Das US-Vorgehen stelle «eine gefährliche Eskalation» dar, die einen verheerenden Krieg im Irak, in der Region und der Welt entzünden könnte». Der Sicherheitsrat müsse auch sicherstellen, dass «der Irak nicht in internationale und regionale Krisen hineingezogen» werde, mahnte Bahr Aluloom. Man müsse verhindern, dass sich das "Faustrecht" durchsetze. Es gilt indes als sicher, dass jegliche vom Irak geforderte Maßnahme des Sicherheitsrats von den USA per Veto blockiert wird.
Von der Leyen will Lösungen
Die EU-Kommission will in dem Konflikt zwischen dem Iran und den USA vermitteln. EU-Kommissionspräsidentin Ursula von der Leyen sagte: "Meine Aufgabe ist es nicht zu bewerten, sondern zu deeskalieren und Lösungen zu finden." Raum für Diplomatie müsse genutzt und jene unterstützt werden, die in dem Konflikt besonnen blieben. Irans Ankündigung, sich nicht mehr an das internationale Atomabkommen zu halten, mache ihr aber große Sorgen.
Der Iran hatte am Sonntagabend angekündigt, sich künftig über die letzten Beschränkungen des Atomabkommens hinwegzusetzen. Die Entscheidung Teherans gilt nach Einschätzung von Beobachtern als Reaktion auf die Tötung Soleimanis.
Maas: Europäer sollen vermitteln
Bundesaußenminister Heiko Maas sagte in den tagesthemen, es sei wichtig, "dass wir als Europäer alle Möglichkeiten nutzen, auf beide Seiten einzuwirken und zu deeskalieren". Er verwies auf das Sondertreffen der EU-Außenminister am Freitag. "Wir wollen dort eine aktive Rolle spielen", sagte er mit Blick auf Vermittlungsbemühungen.
"Wir wollen nicht, dass im Irak ein Stellvertreterkrieg zwischen dem Iran und den USA stattfindet - das würde die gesamte Region im Nahen und Mittleren Osten destabilisieren. Da droht ein Flächenbrand - und dazu darf es nicht kommen", ergänzte der SPD-Politiker.

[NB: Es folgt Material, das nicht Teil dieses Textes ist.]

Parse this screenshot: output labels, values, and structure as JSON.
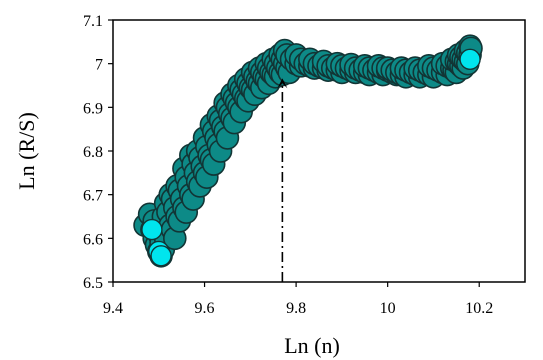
{
  "chart_data": {
    "type": "scatter",
    "title": "",
    "xlabel": "Ln (n)",
    "ylabel": "Ln (R/S)",
    "xlim": [
      9.4,
      10.3
    ],
    "ylim": [
      6.5,
      7.1
    ],
    "xticks": [
      "9.4",
      "9.6",
      "9.8",
      "10",
      "10.2"
    ],
    "yticks": [
      "6.5",
      "6.6",
      "6.7",
      "6.8",
      "6.9",
      "7",
      "7.1"
    ],
    "grid": false,
    "legend": "none",
    "marker_color": "#0d8a87",
    "marker_edge": "#123535",
    "highlight_color": "#00e5ee",
    "annotation": {
      "type": "dash-dot arrow",
      "x": 9.77,
      "y_from": 6.5,
      "y_to": 6.955
    },
    "series": [
      {
        "points": [
          [
            9.47,
            6.63
          ],
          [
            9.48,
            6.655
          ],
          [
            9.485,
            6.62
          ],
          [
            9.49,
            6.6
          ],
          [
            9.495,
            6.585
          ],
          [
            9.5,
            6.57
          ],
          [
            9.505,
            6.56
          ],
          [
            9.49,
            6.64
          ],
          [
            9.5,
            6.61
          ],
          [
            9.505,
            6.59
          ],
          [
            9.51,
            6.575
          ],
          [
            9.515,
            6.6
          ],
          [
            9.51,
            6.65
          ],
          [
            9.515,
            6.68
          ],
          [
            9.52,
            6.66
          ],
          [
            9.525,
            6.63
          ],
          [
            9.53,
            6.62
          ],
          [
            9.535,
            6.6
          ],
          [
            9.525,
            6.7
          ],
          [
            9.53,
            6.69
          ],
          [
            9.535,
            6.67
          ],
          [
            9.54,
            6.65
          ],
          [
            9.545,
            6.64
          ],
          [
            9.54,
            6.72
          ],
          [
            9.545,
            6.71
          ],
          [
            9.55,
            6.69
          ],
          [
            9.555,
            6.67
          ],
          [
            9.56,
            6.66
          ],
          [
            9.555,
            6.76
          ],
          [
            9.56,
            6.74
          ],
          [
            9.565,
            6.72
          ],
          [
            9.57,
            6.7
          ],
          [
            9.575,
            6.69
          ],
          [
            9.57,
            6.79
          ],
          [
            9.575,
            6.77
          ],
          [
            9.58,
            6.75
          ],
          [
            9.585,
            6.73
          ],
          [
            9.59,
            6.72
          ],
          [
            9.585,
            6.8
          ],
          [
            9.59,
            6.785
          ],
          [
            9.595,
            6.765
          ],
          [
            9.6,
            6.75
          ],
          [
            9.605,
            6.74
          ],
          [
            9.6,
            6.83
          ],
          [
            9.605,
            6.81
          ],
          [
            9.61,
            6.79
          ],
          [
            9.615,
            6.78
          ],
          [
            9.62,
            6.77
          ],
          [
            9.615,
            6.86
          ],
          [
            9.62,
            6.845
          ],
          [
            9.625,
            6.83
          ],
          [
            9.63,
            6.815
          ],
          [
            9.635,
            6.8
          ],
          [
            9.63,
            6.88
          ],
          [
            9.635,
            6.87
          ],
          [
            9.64,
            6.855
          ],
          [
            9.645,
            6.845
          ],
          [
            9.65,
            6.83
          ],
          [
            9.645,
            6.91
          ],
          [
            9.65,
            6.9
          ],
          [
            9.655,
            6.885
          ],
          [
            9.66,
            6.875
          ],
          [
            9.665,
            6.865
          ],
          [
            9.66,
            6.93
          ],
          [
            9.665,
            6.92
          ],
          [
            9.67,
            6.91
          ],
          [
            9.675,
            6.9
          ],
          [
            9.68,
            6.89
          ],
          [
            9.675,
            6.95
          ],
          [
            9.68,
            6.94
          ],
          [
            9.685,
            6.93
          ],
          [
            9.69,
            6.92
          ],
          [
            9.695,
            6.915
          ],
          [
            9.69,
            6.965
          ],
          [
            9.695,
            6.955
          ],
          [
            9.7,
            6.945
          ],
          [
            9.705,
            6.94
          ],
          [
            9.71,
            6.93
          ],
          [
            9.705,
            6.98
          ],
          [
            9.71,
            6.97
          ],
          [
            9.715,
            6.96
          ],
          [
            9.72,
            6.955
          ],
          [
            9.725,
            6.945
          ],
          [
            9.72,
            6.99
          ],
          [
            9.725,
            6.98
          ],
          [
            9.73,
            6.97
          ],
          [
            9.735,
            6.965
          ],
          [
            9.74,
            6.955
          ],
          [
            9.735,
            7.0
          ],
          [
            9.74,
            6.99
          ],
          [
            9.745,
            6.98
          ],
          [
            9.75,
            6.975
          ],
          [
            9.755,
            6.97
          ],
          [
            9.75,
            7.01
          ],
          [
            9.755,
            7.0
          ],
          [
            9.76,
            6.99
          ],
          [
            9.765,
            6.98
          ],
          [
            9.77,
            6.975
          ],
          [
            9.765,
            7.02
          ],
          [
            9.77,
            7.01
          ],
          [
            9.775,
            7.0
          ],
          [
            9.78,
            6.99
          ],
          [
            9.785,
            6.98
          ],
          [
            9.775,
            7.03
          ],
          [
            9.78,
            7.02
          ],
          [
            9.79,
            7.01
          ],
          [
            9.8,
            7.0
          ],
          [
            9.81,
            6.995
          ],
          [
            9.8,
            7.02
          ],
          [
            9.81,
            7.01
          ],
          [
            9.82,
            7.0
          ],
          [
            9.83,
            6.995
          ],
          [
            9.84,
            6.99
          ],
          [
            9.83,
            7.01
          ],
          [
            9.84,
            7.0
          ],
          [
            9.85,
            6.995
          ],
          [
            9.86,
            6.99
          ],
          [
            9.87,
            6.985
          ],
          [
            9.86,
            7.005
          ],
          [
            9.87,
            6.995
          ],
          [
            9.88,
            6.99
          ],
          [
            9.89,
            6.985
          ],
          [
            9.9,
            6.98
          ],
          [
            9.89,
            7.0
          ],
          [
            9.9,
            6.995
          ],
          [
            9.91,
            6.99
          ],
          [
            9.92,
            6.985
          ],
          [
            9.93,
            6.98
          ],
          [
            9.92,
            6.998
          ],
          [
            9.93,
            6.99
          ],
          [
            9.94,
            6.985
          ],
          [
            9.95,
            6.98
          ],
          [
            9.96,
            6.975
          ],
          [
            9.95,
            6.995
          ],
          [
            9.96,
            6.99
          ],
          [
            9.97,
            6.985
          ],
          [
            9.98,
            6.98
          ],
          [
            9.99,
            6.975
          ],
          [
            9.98,
            6.995
          ],
          [
            9.99,
            6.99
          ],
          [
            10.0,
            6.985
          ],
          [
            10.01,
            6.98
          ],
          [
            10.02,
            6.975
          ],
          [
            10.0,
            6.99
          ],
          [
            10.01,
            6.985
          ],
          [
            10.02,
            6.98
          ],
          [
            10.03,
            6.975
          ],
          [
            10.04,
            6.97
          ],
          [
            10.03,
            6.99
          ],
          [
            10.04,
            6.985
          ],
          [
            10.05,
            6.98
          ],
          [
            10.06,
            6.975
          ],
          [
            10.07,
            6.97
          ],
          [
            10.06,
            6.99
          ],
          [
            10.07,
            6.985
          ],
          [
            10.08,
            6.98
          ],
          [
            10.09,
            6.975
          ],
          [
            10.1,
            6.97
          ],
          [
            10.09,
            6.995
          ],
          [
            10.1,
            6.99
          ],
          [
            10.11,
            6.985
          ],
          [
            10.12,
            6.98
          ],
          [
            10.13,
            6.975
          ],
          [
            10.12,
            7.0
          ],
          [
            10.13,
            6.995
          ],
          [
            10.14,
            6.99
          ],
          [
            10.145,
            6.985
          ],
          [
            10.15,
            6.98
          ],
          [
            10.14,
            7.01
          ],
          [
            10.15,
            7.005
          ],
          [
            10.155,
            7.0
          ],
          [
            10.16,
            6.995
          ],
          [
            10.165,
            6.99
          ],
          [
            10.155,
            7.02
          ],
          [
            10.16,
            7.015
          ],
          [
            10.165,
            7.01
          ],
          [
            10.17,
            7.005
          ],
          [
            10.175,
            7.0
          ],
          [
            10.17,
            7.03
          ],
          [
            10.175,
            7.025
          ],
          [
            10.18,
            7.02
          ],
          [
            10.18,
            7.04
          ],
          [
            10.182,
            7.035
          ]
        ]
      }
    ],
    "highlight_points": [
      [
        9.485,
        6.62
      ],
      [
        9.5,
        6.57
      ],
      [
        9.505,
        6.56
      ],
      [
        10.18,
        7.01
      ]
    ]
  }
}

Kanzlerin Angela Merkel telefonierte mit Iraks Regierungschef Abdel Mahdi, außerdem will sie am Samstag in Moskau mit dem russischen Präsidenten Wladimir Putin über die Lage sprechen.
Iranischer Botschafter kritisiert EU und Deutschland
Der iranische Botschafter in Deutschland, Mahmoud Farazandeh, kritisierte unterdessen die zögerliche Haltung der Europäer in der Iran-Politik scharf. Wenn man jetzt merke, dass man in der Region ohne die USA nicht handeln könne, hätte man etwa den Iran-Atom-Deal gar nicht unterschreiben dürfen, sagte er in einem Gespräch mit dem ARD-Hauptstadtstudio. "Wenn Sie einen Scheck ausstellen, sollten Sie vorher ihr Konto checken", sagte Farazandeh. "Und Sie sollten Ihre Fähigkeiten kennen, falls Sie Verpflichtungen eingehen."
Auch die deutsche Regierung habe sich nicht konsequent verhalten: Man habe nach dem Ausscheiden der USA aus dem Atom-Deal versprochen, INSTEX zu installieren - ein Abrechnungsprogramm, das unter Umgehung amerikanischer Sanktionen weiterhin den Handel vor allem von EU-Staaten mit dem Iran aufrecht erhalten sollte. "Drei verschiedene Chefs von INSTEX haben mich mehrfach besucht", so der Botschafter. "Es ist 20 Monate her, dass die USA aus dem Deal ausgeschieden sind, und was ist hier passiert? So gut wie nichts." Der Iran stehe nach wie vor zu dem Atomabkommen. Man habe sich aber Schritt für Schritt von fünf einzelnen Verpflichtungen daraus gelöst, da man den wiederholten Versprechungen der Europäer immer weniger Glauben zu schenken bereit sei. "Wir haben jeden unserer Schritte vorher angekündigt. Und jeder dieser Schritte kann rückgängig gemacht werden."
Farazandeh sagte auch, dass der Iran selbstverständlich auf die Tötung Soleimanis reagieren werde. "Es wird eine ähnliche Aktion wie die der USA sein", so der Botschafter - "angemessen, aber ohne Zivilisten, Kulturgüter oder unschuldige Menschen in Mitleidenschaft zu ziehen."